Is there any way to check wheter the determinant of a matrix $A$ with $|\text{det }A|=1$ is positive or negative?

Question

Let $A\in\text{GL}(n,\mathbb{R})$ with $|\text{det }A|=1$. Is there any way to check wheter $\text{det }A$ is positive or negative without computing it?

Answer 1

In some cases there is. Of course you have to know something about $A$. For example, you happen to know that $A$ is in the same connected component of ${\rm GL}(n,{\mathbb R})$ as some other matrix $B$, then $\det A$ and $\det B$ have the same sign.

Answer 2

A linear transformation with $\det(A)=-1$ is orientation-reversing.
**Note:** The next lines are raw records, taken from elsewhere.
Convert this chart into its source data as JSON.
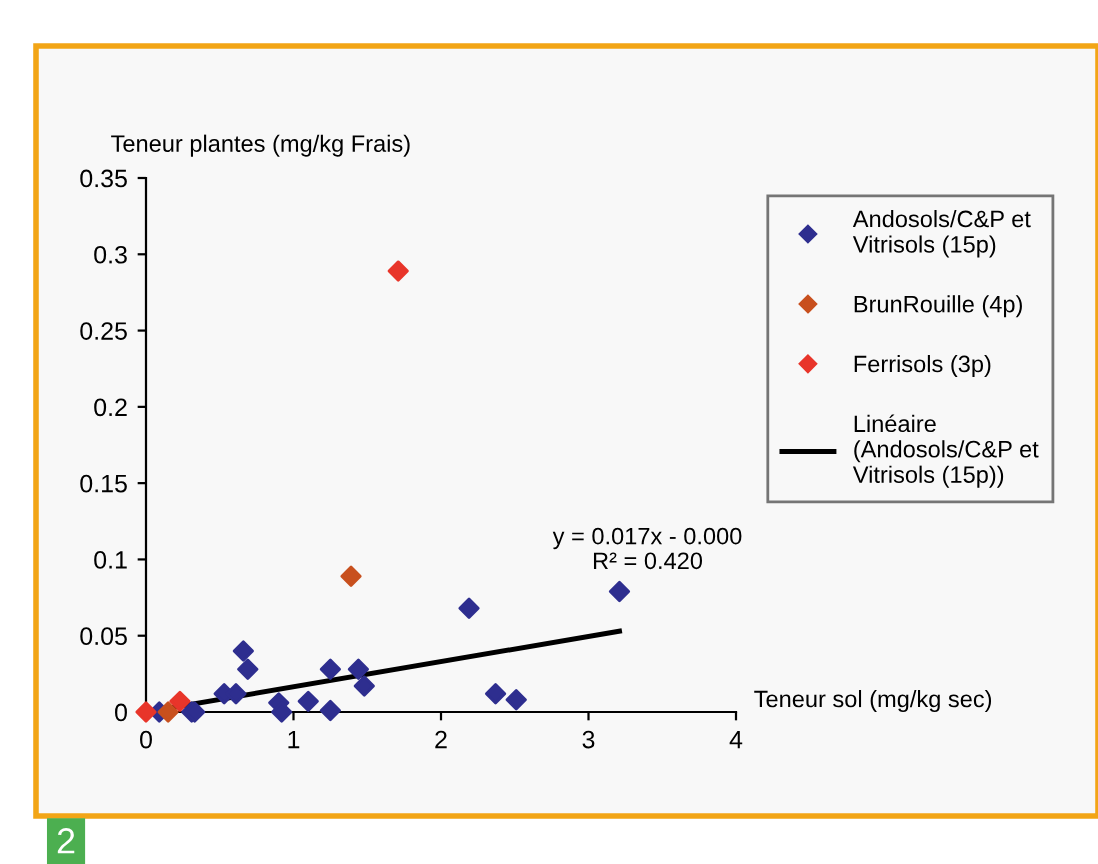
{
  "chart_data": {
    "type": "scatter",
    "ylabel": "Teneur plantes (mg/kg Frais)",
    "xlabel": "Teneur sol (mg/kg sec)",
    "xlim": [
      0,
      4
    ],
    "xticks": [
      0,
      1,
      2,
      3,
      4
    ],
    "ylim": [
      0,
      0.35
    ],
    "yticks": [
      0,
      0.05,
      0.1,
      0.15,
      0.2,
      0.25,
      0.3,
      0.35
    ],
    "grid": false,
    "legend": "right",
    "marker": "diamond",
    "series": [
      {
        "name": "Andosols/C&P et Vitrisols (15p)",
        "color": "#2e2e8f",
        "x": [
          0.09,
          0.31,
          0.33,
          0.53,
          0.61,
          0.66,
          0.69,
          0.9,
          0.92,
          1.1,
          1.25,
          1.25,
          1.44,
          1.48,
          2.19,
          2.37,
          2.51,
          3.21
        ],
        "values": [
          0,
          0,
          0,
          0.012,
          0.012,
          0.04,
          0.028,
          0.006,
          0,
          0.007,
          0.028,
          0.001,
          0.028,
          0.017,
          0.068,
          0.012,
          0.008,
          0.079
        ]
      },
      {
        "name": "BrunRouille (4p)",
        "color": "#c8501e",
        "x": [
          0.15,
          1.39
        ],
        "values": [
          0,
          0.089
        ]
      },
      {
        "name": "Ferrisols (3p)",
        "color": "#e8352a",
        "x": [
          0,
          0.23,
          1.71
        ],
        "values": [
          0,
          0.007,
          0.289
        ]
      },
      {
        "name": "Linéaire (Andosols/C&P et Vitrisols (15p))",
        "type": "line",
        "marker": "none",
        "color": "#000000",
        "x": [
          0,
          3.21
        ],
        "values": [
          0,
          0.053
        ]
      }
    ],
    "annotations": [
      "y = 0.017x - 0.000",
      "R² = 0.420",
      "2"
    ]
  }
}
So it suffice to check $A$'s action on unit vectors $$ \langle e_{1},\cdots e_{n}\rangle, e_{i}=\langle \cdots 1,\cdots \rangle $$ and see if the image under $A$ is oriented as the original basis or not.

While this may be a "slick" way on the surface, computationally it is the same thing, for we usually check the orientability of a basis via taking the determinant. But for low dimensional cases this might be an easier approach. I do not think it would work for $n=1000$, for example.

Answer 3

For symmetric matrices, it might be faster to compute the signature of the corresponding quadratic form by symmetrical row-column operations.
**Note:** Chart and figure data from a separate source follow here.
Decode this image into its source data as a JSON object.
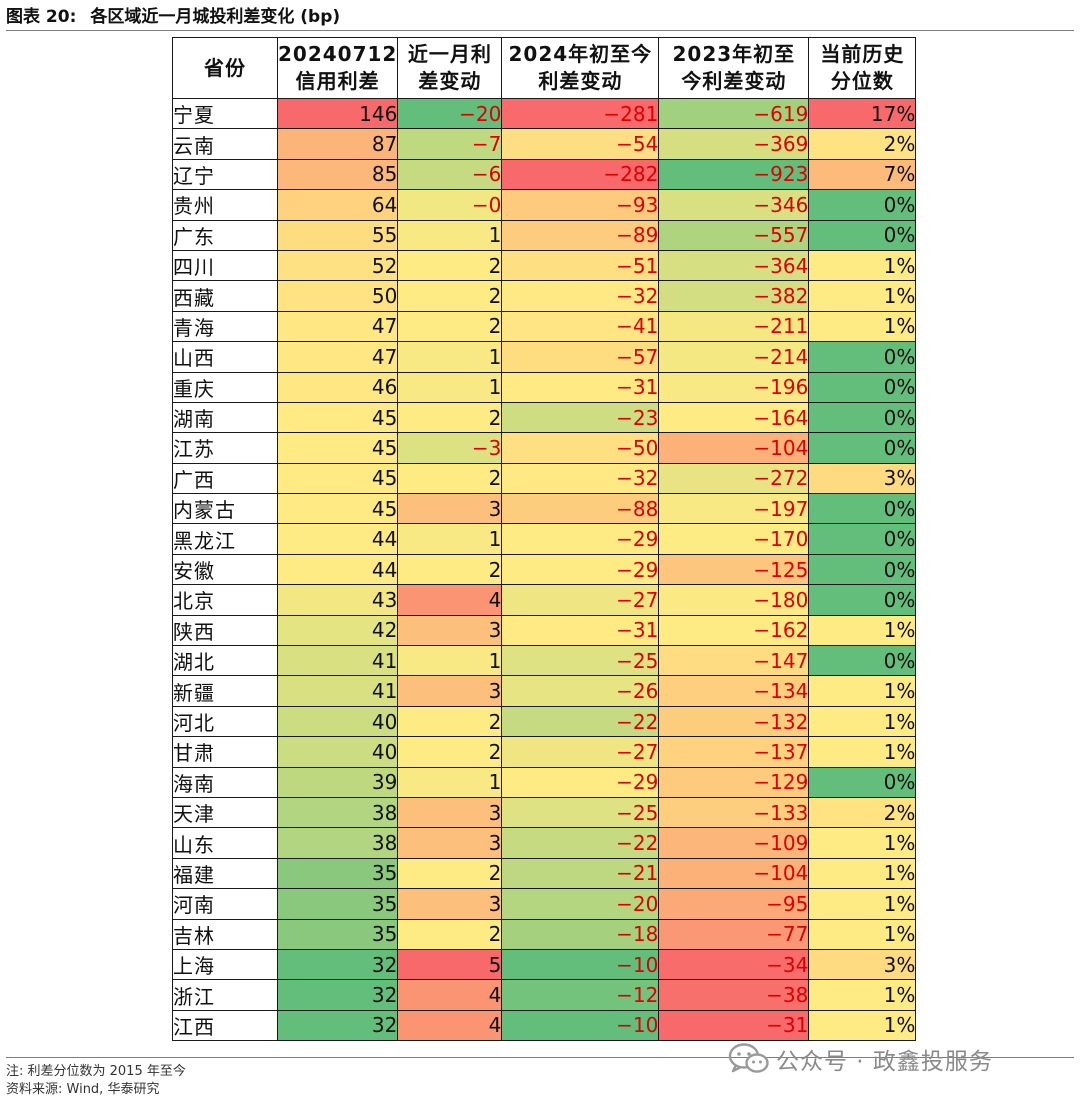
{
  "title": {
    "label": "图表 20:",
    "text": "各区域近一月城投利差变化 (bp)"
  },
  "table": {
    "headers": [
      "省份",
      "20240712\n信用利差",
      "近一月利\n差变动",
      "2024年初至今\n利差变动",
      "2023年初至\n今利差变动",
      "当前历史\n分位数"
    ],
    "rows": [
      [
        "宁夏",
        "146",
        "-20",
        "-281",
        "-619",
        "17%"
      ],
      [
        "云南",
        "87",
        "-7",
        "-54",
        "-369",
        "2%"
      ],
      [
        "辽宁",
        "85",
        "-6",
        "-282",
        "-923",
        "7%"
      ],
      [
        "贵州",
        "64",
        "-0",
        "-93",
        "-346",
        "0%"
      ],
      [
        "广东",
        "55",
        "1",
        "-89",
        "-557",
        "0%"
      ],
      [
        "四川",
        "52",
        "2",
        "-51",
        "-364",
        "1%"
      ],
      [
        "西藏",
        "50",
        "2",
        "-32",
        "-382",
        "1%"
      ],
      [
        "青海",
        "47",
        "2",
        "-41",
        "-211",
        "1%"
      ],
      [
        "山西",
        "47",
        "1",
        "-57",
        "-214",
        "0%"
      ],
      [
        "重庆",
        "46",
        "1",
        "-31",
        "-196",
        "0%"
      ],
      [
        "湖南",
        "45",
        "2",
        "-23",
        "-164",
        "0%"
      ],
      [
        "江苏",
        "45",
        "-3",
        "-50",
        "-104",
        "0%"
      ],
      [
        "广西",
        "45",
        "2",
        "-32",
        "-272",
        "3%"
      ],
      [
        "内蒙古",
        "45",
        "3",
        "-88",
        "-197",
        "0%"
      ],
      [
        "黑龙江",
        "44",
        "1",
        "-29",
        "-170",
        "0%"
      ],
      [
        "安徽",
        "44",
        "2",
        "-29",
        "-125",
        "0%"
      ],
      [
        "北京",
        "43",
        "4",
        "-27",
        "-180",
        "0%"
      ],
      [
        "陕西",
        "42",
        "3",
        "-31",
        "-162",
        "1%"
      ],
      [
        "湖北",
        "41",
        "1",
        "-25",
        "-147",
        "0%"
      ],
      [
        "新疆",
        "41",
        "3",
        "-26",
        "-134",
        "1%"
      ],
      [
        "河北",
        "40",
        "2",
        "-22",
        "-132",
        "1%"
      ],
      [
        "甘肃",
        "40",
        "2",
        "-27",
        "-137",
        "1%"
      ],
      [
        "海南",
        "39",
        "1",
        "-29",
        "-129",
        "0%"
      ],
      [
        "天津",
        "38",
        "3",
        "-25",
        "-133",
        "2%"
      ],
      [
        "山东",
        "38",
        "3",
        "-22",
        "-109",
        "1%"
      ],
      [
        "福建",
        "35",
        "2",
        "-21",
        "-104",
        "1%"
      ],
      [
        "河南",
        "35",
        "3",
        "-20",
        "-95",
        "1%"
      ],
      [
        "吉林",
        "35",
        "2",
        "-18",
        "-77",
        "1%"
      ],
      [
        "上海",
        "32",
        "5",
        "-10",
        "-34",
        "3%"
      ],
      [
        "浙江",
        "32",
        "4",
        "-12",
        "-38",
        "1%"
      ],
      [
        "江西",
        "32",
        "4",
        "-10",
        "-31",
        "1%"
      ]
    ],
    "colors": {
      "red": "#f8696b",
      "orange": "#fba276",
      "yellow": "#ffeb84",
      "green": "#63be7b",
      "negative_text": "#e00000"
    }
  },
  "footer": {
    "note": "注: 利差分位数为 2015 年至今",
    "source": "资料来源: Wind, 华泰研究"
  },
  "watermark": {
    "text": "公众号 · 政鑫投服务",
    "icon": "wechat-icon"
  }
}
If you don't mind doing something much harder than computing the determinant, you could compute the topological degree of $S^{n-1}\to S^{n-1}$ given by $x\mapsto Ax/\|Ax\|$. For regular $A$, it equals the sign of the determinant. I've written a program for degree computation, but practically it works only up to dimension 5 (up to 10 for very simple examples). Computing that for linear maps make sense just for testing.